私も旅先や自宅で、断片的にちらちらと観ていた。
「顔だけ有名人そっくりさんで100万円!」や、「キスマイ(?)の、かっこいいキス選手権」と、まるで後期「いいとも!」の、存在意義のよくわからないコーナーをだらだらと見せられている気分で、なんだかいたたまれない気分になった。しかしながら、私は例年に比べてそこまで落ち度があったようには思わなかったのだ。

島田紳助がまだ「ご存命」だった頃、「クイズ!ヘキサゴン!」という、中途半端に芸能界に足を突っ込んでいるタレントたちを体よくサバくためだけのバラエティ番組がやっていた。小中学生でもわかるような問題を、おバカに間違えることで笑いをとるタレントたちと、それを小手先であしらう島田紳助の絶妙な不協和音が、なんとも気味悪かったことを覚えている。(この図式だけだったら、さんまの番組で昔やっていた「ご長寿早押しクイズ」における、ボケ老人と鈴木史朗のほうがいいカンケイである)

話が横道にそれた。ともかく、その「クイズ!ヘキサゴン!」という番組が存在したのだ。そしてなぜか、それが世の小中学生(?)の心をつかみ、結構な人気を獲得したことがあり、27時間テレビのメインパーソナリティ(というのか)に、島田紳助とその仲間たち(俗に言う「ヘキサゴンファミリー」)が就任したことがあった。

ここまで十分にヘイトっぷりをしていることでおわかりだろうが、私にとってはその年の「寒さ」といったら、今年の比じゃなかった。

うっすらとした記憶でしか当時の様子を語れないことを謝罪したいが、とにかく寒かったのだ。たとえば、各地方のフジサンケイ系列のTV局と対抗して、27時間の耐久三輪車レースを行ったコーナー。(今となってはバカキャラをすっかり封印した)つるの剛士やら、マーくんの奥さんこと里田まいやらが、泣きながら三輪車をこぎ、その傍らで絶叫しながら応援する。そしてフィナーレでは伸助とともに抱き合って号泣。
そんなに辛いならやらなきゃいいのでは、という突っ込みを、当時彼女に無理矢理観させられた私は、心の中にずっと思っていた。「本家」24時間テレビも、あのマラソンの存在意義はかなり薄いが、一応「マラソンの様子を視聴者に気にさせ、募金をつのる」という目的がある。しかし、27時間の壮大なバラエティを打ち出す、という、非常に自己本位な番組で、さらに泣きながら三輪車をこぐタレントたちの様子を垂れ流すという図式は、寒いとか愚かを通り越して、失笑ものである。
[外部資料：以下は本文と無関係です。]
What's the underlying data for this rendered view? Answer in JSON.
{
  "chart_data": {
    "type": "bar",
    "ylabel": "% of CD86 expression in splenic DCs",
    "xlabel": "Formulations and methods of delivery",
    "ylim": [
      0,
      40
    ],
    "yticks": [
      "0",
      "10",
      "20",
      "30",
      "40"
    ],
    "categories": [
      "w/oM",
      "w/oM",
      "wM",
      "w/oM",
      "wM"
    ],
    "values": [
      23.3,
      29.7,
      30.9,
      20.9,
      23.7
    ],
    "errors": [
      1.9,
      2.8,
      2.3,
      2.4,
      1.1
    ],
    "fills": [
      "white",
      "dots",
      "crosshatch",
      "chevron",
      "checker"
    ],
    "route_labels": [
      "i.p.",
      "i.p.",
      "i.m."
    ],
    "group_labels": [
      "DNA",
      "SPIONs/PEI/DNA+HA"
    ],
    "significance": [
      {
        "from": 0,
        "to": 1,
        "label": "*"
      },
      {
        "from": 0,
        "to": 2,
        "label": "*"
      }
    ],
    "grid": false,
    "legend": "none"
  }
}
そもそも、27時間テレビ自体が、かなり目的意識の薄い番組である。27時間を使って、フジはいったい何がしたいのか。そこが明確にならない以上、27時間の帯を全部使って、やれ「耐久レース」だの、やれ「ギネス記録に挑戦」だのをやっても全く意味がないのだ。

だったら、ということで今年の27時間テレビはかなり開き直っていた。27時間をかけて継続的に挑戦する!といったような企画はほぼほぼ存在せず、ただフジの人気番組を、やんわりとつないで垂れ流すことで、自己本位な「お祭り」を開いたのだ。これはなかなか画期的で、要するに、ただ27時間放送する番組に共通テーマを設けて、それ以外はなんとなく特番でつなげるという図式にシフトチェンジし、「27時間」のつながりを完璧にぶちこわしたのだ。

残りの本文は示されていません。